Lee Harris grew up in Glassboro, New Jersey.
Harris enjoyed success in sports at Glassboro High School, went to Norfolk State and had dreams of playing professional football, but writing “When the Child Cries” in college became a life-changing experience and altered his career direction, Harris noting “I always tend to be realistic.”
He told a writer, “I figured my chances of being a football player were one in 199, so I decided, ‘Why not prepare myself for something else?’ Now I feel like I’m doing what I was put here to do.” So Harris became a playwright, poet and promoter and moved to Bettendorf, Iowa, where he started his own company named L. Arnold Productions. L. Arnold is a pen name combining his first name initial and middle name.
He wrote well over 2,000 poems, tackling civil rights issues and calling the work his “companions.”
There isn’t much that the entrepreneurial Harris hasn’t accomplished.
He transferred from Norfolk State to Glassboro State College, earning his undergraduate degree in sociology. He served in the U.S. Navy and later as an aviation officer in the Marines. After serving in the military, he attended graduate school at the University of Michigan in the Department of Speech Communication, Theatre and the University of Iowa in the Department of Speech Communication and Dramatic Arts, and Rutgers University.
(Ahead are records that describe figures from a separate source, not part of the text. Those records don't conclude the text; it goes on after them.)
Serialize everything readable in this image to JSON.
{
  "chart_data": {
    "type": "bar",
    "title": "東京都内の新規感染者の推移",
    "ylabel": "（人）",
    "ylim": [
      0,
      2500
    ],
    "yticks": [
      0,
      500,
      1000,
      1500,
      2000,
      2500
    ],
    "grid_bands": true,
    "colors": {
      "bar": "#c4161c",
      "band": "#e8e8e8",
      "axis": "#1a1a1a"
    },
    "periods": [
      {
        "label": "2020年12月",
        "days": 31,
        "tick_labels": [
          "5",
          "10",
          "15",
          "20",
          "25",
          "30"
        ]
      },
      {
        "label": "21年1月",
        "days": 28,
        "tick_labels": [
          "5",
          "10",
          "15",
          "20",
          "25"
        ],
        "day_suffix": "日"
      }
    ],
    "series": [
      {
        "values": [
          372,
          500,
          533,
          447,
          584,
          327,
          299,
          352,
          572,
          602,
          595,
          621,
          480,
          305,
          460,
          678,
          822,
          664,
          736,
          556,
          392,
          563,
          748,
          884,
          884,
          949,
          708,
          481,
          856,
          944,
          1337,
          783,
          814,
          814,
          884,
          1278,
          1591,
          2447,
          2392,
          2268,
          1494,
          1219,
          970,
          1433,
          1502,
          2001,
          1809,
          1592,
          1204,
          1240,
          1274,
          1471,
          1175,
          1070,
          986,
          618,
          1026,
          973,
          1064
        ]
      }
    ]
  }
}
In addition to all of this, for many years he work as a manufacturing manager in industry with major companies like General Motors and John Deere.
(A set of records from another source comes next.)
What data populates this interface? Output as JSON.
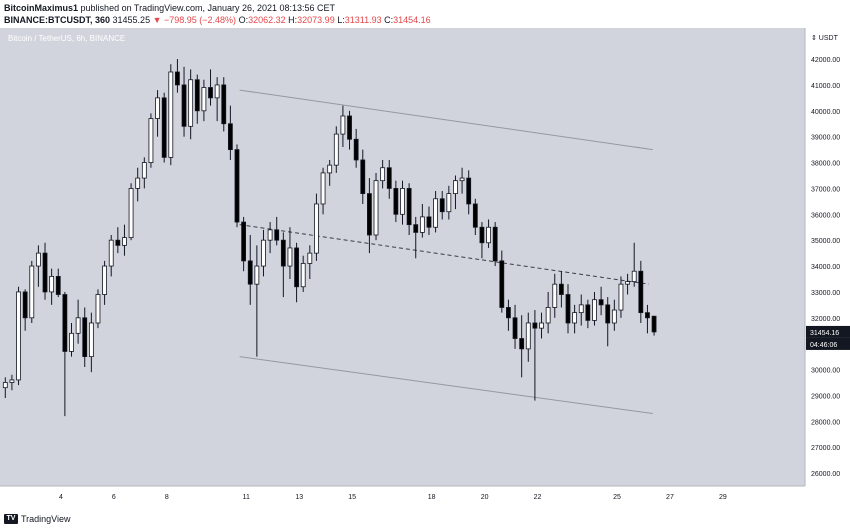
{
  "header": {
    "author": "BitcoinMaximus1",
    "published": "published on TradingView.com, January 26, 2021 08:13:56 CET",
    "symbol": "BINANCE:BTCUSDT, 360",
    "price": "31455.25",
    "change": "▼ −798.95 (−2.48%)",
    "o_label": "O:",
    "o_value": "32062.32",
    "h_label": "H:",
    "h_value": "32073.99",
    "l_label": "L:",
    "l_value": "31311.93",
    "c_label": "C:",
    "c_value": "31454.16"
  },
  "pair_label": "Bitcoin / TetherUS, 6h, BINANCE",
  "footer": {
    "brand": "TradingView",
    "icon": "tradingview-logo-icon"
  },
  "colors": {
    "background": "#d1d4dc",
    "up": "#ffffff",
    "down": "#000000",
    "wick": "#131722",
    "channel": "#9598a1",
    "price_tag": "#131722"
  },
  "chart_data": {
    "type": "candlestick",
    "y_unit": "USDT",
    "ylim": [
      25500,
      43200
    ],
    "y_ticks": [
      26000,
      27000,
      28000,
      29000,
      30000,
      31000,
      32000,
      33000,
      34000,
      35000,
      36000,
      37000,
      38000,
      39000,
      40000,
      41000,
      42000
    ],
    "y_tick_labels": [
      "26000.00",
      "27000.00",
      "28000.00",
      "29000.00",
      "30000.00",
      "31000.00",
      "32000.00",
      "33000.00",
      "34000.00",
      "35000.00",
      "36000.00",
      "37000.00",
      "38000.00",
      "39000.00",
      "40000.00",
      "41000.00",
      "42000.00"
    ],
    "x_ticks": [
      "4",
      "6",
      "8",
      "11",
      "13",
      "15",
      "18",
      "20",
      "22",
      "25",
      "27",
      "29"
    ],
    "x_tick_pos": [
      2.5,
      4.5,
      6.5,
      9.5,
      11.5,
      13.5,
      16.5,
      18.5,
      20.5,
      23.5,
      25.5,
      27.5
    ],
    "xlim": [
      0.2,
      30.6
    ],
    "last_price": "31454.16",
    "countdown": "04:46:06",
    "candles": [
      {
        "t": 0.4,
        "o": 29300,
        "h": 29700,
        "l": 28900,
        "c": 29500
      },
      {
        "t": 0.65,
        "o": 29500,
        "h": 29800,
        "l": 29200,
        "c": 29600
      },
      {
        "t": 0.9,
        "o": 29600,
        "h": 33200,
        "l": 29400,
        "c": 33000
      },
      {
        "t": 1.15,
        "o": 33000,
        "h": 33100,
        "l": 31500,
        "c": 32000
      },
      {
        "t": 1.4,
        "o": 32000,
        "h": 34200,
        "l": 31800,
        "c": 34000
      },
      {
        "t": 1.65,
        "o": 34000,
        "h": 34800,
        "l": 33200,
        "c": 34500
      },
      {
        "t": 1.9,
        "o": 34500,
        "h": 34900,
        "l": 32700,
        "c": 33000
      },
      {
        "t": 2.15,
        "o": 33000,
        "h": 33900,
        "l": 32500,
        "c": 33600
      },
      {
        "t": 2.4,
        "o": 33600,
        "h": 33900,
        "l": 32800,
        "c": 32900
      },
      {
        "t": 2.65,
        "o": 32900,
        "h": 33000,
        "l": 28200,
        "c": 30700
      },
      {
        "t": 2.9,
        "o": 30700,
        "h": 31800,
        "l": 30500,
        "c": 31400
      },
      {
        "t": 3.15,
        "o": 31400,
        "h": 32700,
        "l": 31000,
        "c": 32000
      },
      {
        "t": 3.4,
        "o": 32000,
        "h": 32400,
        "l": 30100,
        "c": 30500
      },
      {
        "t": 3.65,
        "o": 30500,
        "h": 32200,
        "l": 29900,
        "c": 31800
      },
      {
        "t": 3.9,
        "o": 31800,
        "h": 33100,
        "l": 31600,
        "c": 32900
      },
      {
        "t": 4.15,
        "o": 32900,
        "h": 34200,
        "l": 32500,
        "c": 34000
      },
      {
        "t": 4.4,
        "o": 34000,
        "h": 35200,
        "l": 33600,
        "c": 35000
      },
      {
        "t": 4.65,
        "o": 35000,
        "h": 35500,
        "l": 34500,
        "c": 34800
      },
      {
        "t": 4.9,
        "o": 34800,
        "h": 35600,
        "l": 34400,
        "c": 35100
      },
      {
        "t": 5.15,
        "o": 35100,
        "h": 37200,
        "l": 35000,
        "c": 37000
      },
      {
        "t": 5.4,
        "o": 37000,
        "h": 37800,
        "l": 36500,
        "c": 37400
      },
      {
        "t": 5.65,
        "o": 37400,
        "h": 38200,
        "l": 37000,
        "c": 38000
      },
      {
        "t": 5.9,
        "o": 38000,
        "h": 39900,
        "l": 37800,
        "c": 39700
      },
      {
        "t": 6.15,
        "o": 39700,
        "h": 40800,
        "l": 39000,
        "c": 40500
      },
      {
        "t": 6.4,
        "o": 40500,
        "h": 40700,
        "l": 38000,
        "c": 38200
      },
      {
        "t": 6.65,
        "o": 38200,
        "h": 41800,
        "l": 37900,
        "c": 41500
      },
      {
        "t": 6.9,
        "o": 41500,
        "h": 42000,
        "l": 40700,
        "c": 41000
      },
      {
        "t": 7.15,
        "o": 41000,
        "h": 41700,
        "l": 39000,
        "c": 39400
      },
      {
        "t": 7.4,
        "o": 39400,
        "h": 41600,
        "l": 38900,
        "c": 41200
      },
      {
        "t": 7.65,
        "o": 41200,
        "h": 41400,
        "l": 39500,
        "c": 40000
      },
      {
        "t": 7.9,
        "o": 40000,
        "h": 41200,
        "l": 39600,
        "c": 40900
      },
      {
        "t": 8.15,
        "o": 40900,
        "h": 41600,
        "l": 40200,
        "c": 40500
      },
      {
        "t": 8.4,
        "o": 40500,
        "h": 41300,
        "l": 39600,
        "c": 41000
      },
      {
        "t": 8.65,
        "o": 41000,
        "h": 41300,
        "l": 39200,
        "c": 39500
      },
      {
        "t": 8.9,
        "o": 39500,
        "h": 40200,
        "l": 38100,
        "c": 38500
      },
      {
        "t": 9.15,
        "o": 38500,
        "h": 38700,
        "l": 35500,
        "c": 35700
      },
      {
        "t": 9.4,
        "o": 35700,
        "h": 35900,
        "l": 33800,
        "c": 34200
      },
      {
        "t": 9.65,
        "o": 34200,
        "h": 35200,
        "l": 32500,
        "c": 33300
      },
      {
        "t": 9.9,
        "o": 33300,
        "h": 34800,
        "l": 30500,
        "c": 34000
      },
      {
        "t": 10.15,
        "o": 34000,
        "h": 35400,
        "l": 33600,
        "c": 35000
      },
      {
        "t": 10.4,
        "o": 35000,
        "h": 35700,
        "l": 34500,
        "c": 35400
      },
      {
        "t": 10.65,
        "o": 35400,
        "h": 35900,
        "l": 34800,
        "c": 35000
      },
      {
        "t": 10.9,
        "o": 35000,
        "h": 35300,
        "l": 32800,
        "c": 34000
      },
      {
        "t": 11.15,
        "o": 34000,
        "h": 35500,
        "l": 33500,
        "c": 34700
      },
      {
        "t": 11.4,
        "o": 34700,
        "h": 34900,
        "l": 32600,
        "c": 33200
      },
      {
        "t": 11.65,
        "o": 33200,
        "h": 34400,
        "l": 33000,
        "c": 34100
      },
      {
        "t": 11.9,
        "o": 34100,
        "h": 34800,
        "l": 33500,
        "c": 34500
      },
      {
        "t": 12.15,
        "o": 34500,
        "h": 36800,
        "l": 34200,
        "c": 36400
      },
      {
        "t": 12.4,
        "o": 36400,
        "h": 37800,
        "l": 36000,
        "c": 37600
      },
      {
        "t": 12.65,
        "o": 37600,
        "h": 38100,
        "l": 37100,
        "c": 37900
      },
      {
        "t": 12.9,
        "o": 37900,
        "h": 39400,
        "l": 37600,
        "c": 39100
      },
      {
        "t": 13.15,
        "o": 39100,
        "h": 40200,
        "l": 38600,
        "c": 39800
      },
      {
        "t": 13.4,
        "o": 39800,
        "h": 40000,
        "l": 38500,
        "c": 38900
      },
      {
        "t": 13.65,
        "o": 38900,
        "h": 39300,
        "l": 37800,
        "c": 38100
      },
      {
        "t": 13.9,
        "o": 38100,
        "h": 38500,
        "l": 36400,
        "c": 36800
      },
      {
        "t": 14.15,
        "o": 36800,
        "h": 37400,
        "l": 34500,
        "c": 35200
      },
      {
        "t": 14.4,
        "o": 35200,
        "h": 37600,
        "l": 35000,
        "c": 37300
      },
      {
        "t": 14.65,
        "o": 37300,
        "h": 38100,
        "l": 37000,
        "c": 37800
      },
      {
        "t": 14.9,
        "o": 37800,
        "h": 38100,
        "l": 36600,
        "c": 37000
      },
      {
        "t": 15.15,
        "o": 37000,
        "h": 37300,
        "l": 35700,
        "c": 36000
      },
      {
        "t": 15.4,
        "o": 36000,
        "h": 37300,
        "l": 35600,
        "c": 37000
      },
      {
        "t": 15.65,
        "o": 37000,
        "h": 37200,
        "l": 35200,
        "c": 35600
      },
      {
        "t": 15.9,
        "o": 35600,
        "h": 35900,
        "l": 34300,
        "c": 35300
      },
      {
        "t": 16.15,
        "o": 35300,
        "h": 36400,
        "l": 35100,
        "c": 35900
      },
      {
        "t": 16.4,
        "o": 35900,
        "h": 36300,
        "l": 35200,
        "c": 35500
      },
      {
        "t": 16.65,
        "o": 35500,
        "h": 36900,
        "l": 35300,
        "c": 36600
      },
      {
        "t": 16.9,
        "o": 36600,
        "h": 36900,
        "l": 35800,
        "c": 36100
      },
      {
        "t": 17.15,
        "o": 36100,
        "h": 37100,
        "l": 35800,
        "c": 36800
      },
      {
        "t": 17.4,
        "o": 36800,
        "h": 37500,
        "l": 36200,
        "c": 37300
      },
      {
        "t": 17.65,
        "o": 37300,
        "h": 37800,
        "l": 36800,
        "c": 37400
      },
      {
        "t": 17.9,
        "o": 37400,
        "h": 37700,
        "l": 36000,
        "c": 36400
      },
      {
        "t": 18.15,
        "o": 36400,
        "h": 36600,
        "l": 35200,
        "c": 35500
      },
      {
        "t": 18.4,
        "o": 35500,
        "h": 35700,
        "l": 34300,
        "c": 34900
      },
      {
        "t": 18.65,
        "o": 34900,
        "h": 35800,
        "l": 34700,
        "c": 35500
      },
      {
        "t": 18.9,
        "o": 35500,
        "h": 35700,
        "l": 34000,
        "c": 34200
      },
      {
        "t": 19.15,
        "o": 34200,
        "h": 34600,
        "l": 32200,
        "c": 32400
      },
      {
        "t": 19.4,
        "o": 32400,
        "h": 32700,
        "l": 31500,
        "c": 32000
      },
      {
        "t": 19.65,
        "o": 32000,
        "h": 32500,
        "l": 30800,
        "c": 31200
      },
      {
        "t": 19.9,
        "o": 31200,
        "h": 32100,
        "l": 29700,
        "c": 30800
      },
      {
        "t": 20.15,
        "o": 30800,
        "h": 32200,
        "l": 30300,
        "c": 31800
      },
      {
        "t": 20.4,
        "o": 31800,
        "h": 32300,
        "l": 28800,
        "c": 31600
      },
      {
        "t": 20.65,
        "o": 31600,
        "h": 32200,
        "l": 31200,
        "c": 31800
      },
      {
        "t": 20.9,
        "o": 31800,
        "h": 33000,
        "l": 31400,
        "c": 32400
      },
      {
        "t": 21.15,
        "o": 32400,
        "h": 33700,
        "l": 32000,
        "c": 33300
      },
      {
        "t": 21.4,
        "o": 33300,
        "h": 33800,
        "l": 32400,
        "c": 32900
      },
      {
        "t": 21.65,
        "o": 32900,
        "h": 33300,
        "l": 31400,
        "c": 31800
      },
      {
        "t": 21.9,
        "o": 31800,
        "h": 32500,
        "l": 31400,
        "c": 32200
      },
      {
        "t": 22.15,
        "o": 32200,
        "h": 32900,
        "l": 31700,
        "c": 32500
      },
      {
        "t": 22.4,
        "o": 32500,
        "h": 32700,
        "l": 31600,
        "c": 31900
      },
      {
        "t": 22.65,
        "o": 31900,
        "h": 33000,
        "l": 31700,
        "c": 32700
      },
      {
        "t": 22.9,
        "o": 32700,
        "h": 33200,
        "l": 32100,
        "c": 32500
      },
      {
        "t": 23.15,
        "o": 32500,
        "h": 32800,
        "l": 30900,
        "c": 31800
      },
      {
        "t": 23.4,
        "o": 31800,
        "h": 32700,
        "l": 31500,
        "c": 32300
      },
      {
        "t": 23.65,
        "o": 32300,
        "h": 33600,
        "l": 32000,
        "c": 33300
      },
      {
        "t": 23.9,
        "o": 33300,
        "h": 33700,
        "l": 32900,
        "c": 33400
      },
      {
        "t": 24.15,
        "o": 33400,
        "h": 34900,
        "l": 33200,
        "c": 33800
      },
      {
        "t": 24.4,
        "o": 33800,
        "h": 34200,
        "l": 31800,
        "c": 32200
      },
      {
        "t": 24.65,
        "o": 32200,
        "h": 32500,
        "l": 31400,
        "c": 32000
      },
      {
        "t": 24.9,
        "o": 32062,
        "h": 32074,
        "l": 31312,
        "c": 31454
      }
    ],
    "channel_lines": [
      {
        "kind": "solid",
        "t1": 9.25,
        "p1": 40800,
        "t2": 24.85,
        "p2": 38500
      },
      {
        "kind": "solid",
        "t1": 9.25,
        "p1": 30500,
        "t2": 24.85,
        "p2": 28300
      },
      {
        "kind": "dashed",
        "t1": 9.25,
        "p1": 35600,
        "t2": 24.7,
        "p2": 33300
      }
    ]
  }
}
Harris has been perhaps most visible as a successful boxing trainer, notably managing fight camps in Las Vegas, and Atlantic City preparing fighters for
world championship bouts.
He also acts in his own play, portraying a lighthearted character named Uncle Hucklebuck.
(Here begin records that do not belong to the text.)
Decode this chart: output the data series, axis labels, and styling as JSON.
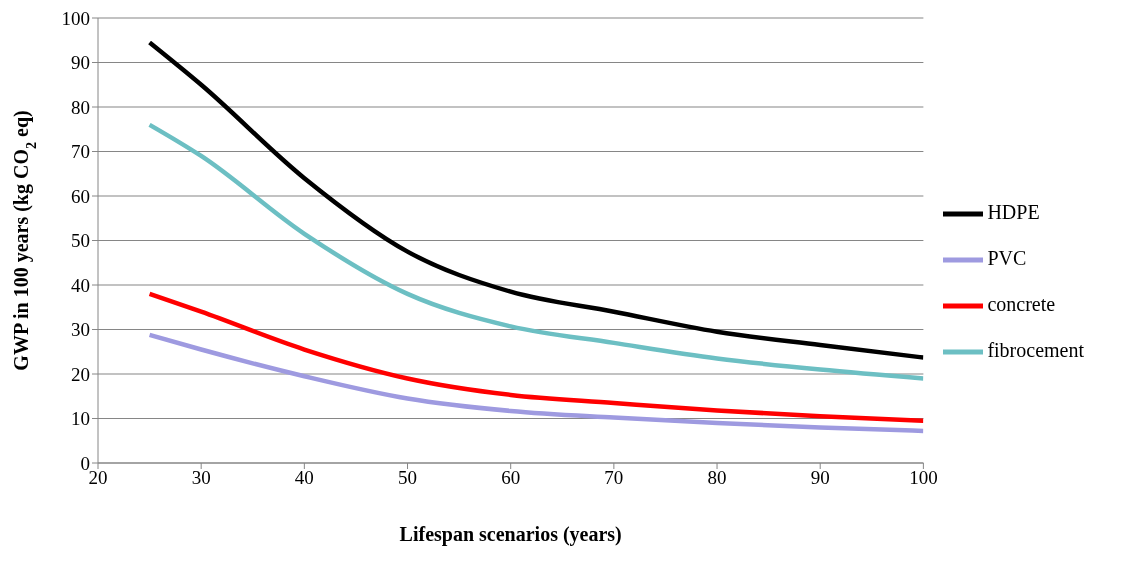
{
  "chart_data": {
    "type": "line",
    "xlabel": "Lifespan scenarios (years)",
    "ylabel": "GWP in 100 years (kg CO$_{2}$ eq)",
    "x": [
      25,
      30,
      40,
      50,
      60,
      70,
      80,
      90,
      100
    ],
    "series": [
      {
        "name": "HDPE",
        "color": "#000000",
        "values": [
          94.5,
          85,
          64,
          47.5,
          38.5,
          34,
          29.5,
          26.5,
          23.7
        ]
      },
      {
        "name": "PVC",
        "color": "#9e9ae0",
        "values": [
          28.8,
          25.5,
          19.5,
          14.5,
          11.7,
          10.2,
          9,
          8,
          7.2
        ]
      },
      {
        "name": "concrete",
        "color": "#ff0000",
        "values": [
          38,
          34,
          25.5,
          19,
          15.3,
          13.5,
          11.8,
          10.5,
          9.5
        ]
      },
      {
        "name": "fibrocement",
        "color": "#6cbfc3",
        "values": [
          76,
          69,
          51.5,
          38,
          30.7,
          27,
          23.5,
          21,
          19
        ]
      }
    ],
    "xlim": [
      20,
      100
    ],
    "xticks": [
      20,
      30,
      40,
      50,
      60,
      70,
      80,
      90,
      100
    ],
    "ylim": [
      0,
      100
    ],
    "yticks": [
      0,
      10,
      20,
      30,
      40,
      50,
      60,
      70,
      80,
      90,
      100
    ],
    "grid": "y",
    "legend": "right",
    "marker": "none",
    "line_style": "solid"
  }
}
He states that his most important role today is to use his resources, company, and acquired skills and talents to encourage, empower, and support our youth, and the less fortunate in society, to be all that they dream of being. Harris states, that nothing would make him happier than for them all to become responsible and contributing members in their communities and to go on to be the ones to affect positive change for others in the future.